Proofpoint Secures AI Agents with Agent Integrity Framework
Proofpoint Secures AI Agents with Agent Integrity Framework
The leap from simple LLM-powered chatbots to more or less autonomous artificial intelligence agents has been very brief. Even before most people (and companies) could get accustomed to the new AI tools, agentic AI began to assert itself, promising greater autonomy while still leaving decisions in the hands of humans. The problem, however, is that AI security has not progressed as quickly.
Proofpoint is stepping in with the Agent Integrity Framework, a model to protect AI usage in companies.
Controlled and Secure AI with ProofPoint's Agent Integrity Framework
Today, there are already solutions to ensure the security of corporate AI systems, but in most cases, they have significant limitations. They display the traffic generated by AI and can evaluate access permissions, but often lack the ability to determine whether the AI is generating responses in line with the intentions of the users. A risk not to be underestimated: the problem here is not that the AI might offer irrelevant responses, but that it could be manipulated by malicious actors to extract confidential information.
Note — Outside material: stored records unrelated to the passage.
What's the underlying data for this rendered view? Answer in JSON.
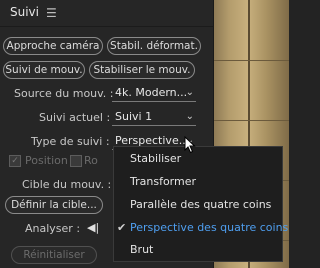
{
  "header": {
    "title": "Suivi",
    "menu_icon": "hamburger-icon"
  },
  "buttons": {
    "approche": "Approche caméra",
    "stabil": "Stabil. déformat.",
    "suivi_mouv": "Suivi de mouv.",
    "stabiliser_mouv": "Stabiliser le mouv.",
    "definir": "Définir la cible...",
    "reinitialiser": "Réinitialiser"
  },
  "fields": {
    "source_label": "Source du mouv. :",
    "source_value": "4k. Modern...",
    "suivi_actuel_label": "Suivi actuel :",
    "suivi_actuel_value": "Suivi 1",
    "type_label": "Type de suivi :",
    "type_value": "Perspective...",
    "position_label": "Position",
    "rotation_label": "Ro",
    "cible_label": "Cible du mouv. :",
    "analyser_label": "Analyser :",
    "analyser_icon": "step-back-icon"
  },
  "popup": {
    "items": [
      {
        "label": "Stabiliser",
        "selected": false
      },
      {
        "label": "Transformer",
        "selected": false
      },
      {
        "label": "Parallèle des quatre coins",
        "selected": false
      },
      {
        "label": "Perspective des quatre coins",
        "selected": true
      },
      {
        "label": "Brut",
        "selected": false
      }
    ]
  },
  "colors": {
    "selected_text": "#4f9ff0",
    "panel_bg": "#262626",
    "popup_bg": "#1e1e1e"
  }
}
In practice, current systems to protect AIs can detect attack attempts, block AIs trying to access systems for which they do not have access permissions, but do not understand if they are providing out-of-context responses, which could also lead to data breaches.
Proofpoint's solution specifically addresses this: it analyzes the behavior of AIs and AI agents from a semantic perspective, flagging risky situations and, in general, responses that are not aligned with the intentions of those who made the requests.
Not only that: the Agent Integrity Framework can detect the use of unauthorized AI tools within the company, as well as the MCP servers that AIs rely on to interface with the data.
The framework defines agent integrity simply: it must only do what it was designed for, with the stipulated permissions, without deviations in interactions, tools, and data access. It is based on five pillars (intent alignment, identity and attribution, consistency, verifiability, and operational transparency) and ultimately serves to make AI governance something tangible, without the need to start from scratch with existing security.
"AI is now an integral part of the way we operate, and security must evolve accordingly," explains Sumit Dhawan, CEO of Proofpoint. "Humans and AI agents share similar risks: both can be manipulated and take actions that diverge from their purpose, yet traditional security was never designed to validate intent. Proofpoint uniquely positions itself as a unified cybersecurity platform, created to protect people, defend data, and govern AI agents together, providing continuous and intent-based verification that behavior aligns with policies and purpose in the agentic work environment."
"It is expected that humans operate with integrity when using corporate systems, and the same standard must be applied to AI agents," states Ryan Kalember, Executive Vice President of Cybersecurity Strategy at Proofpoint. "Using Agent Integrity means ensuring that AI agents act within the limits of their intended purpose, authorized permissions, and expected behavior in every interaction, tool call, and data access. With Proofpoint AI Security and the Agent Integrity Framework, we can provide a clear blueprint to help companies comprehensively address the entire spectrum of risks that emerge when AI agents operate autonomously within corporate systems."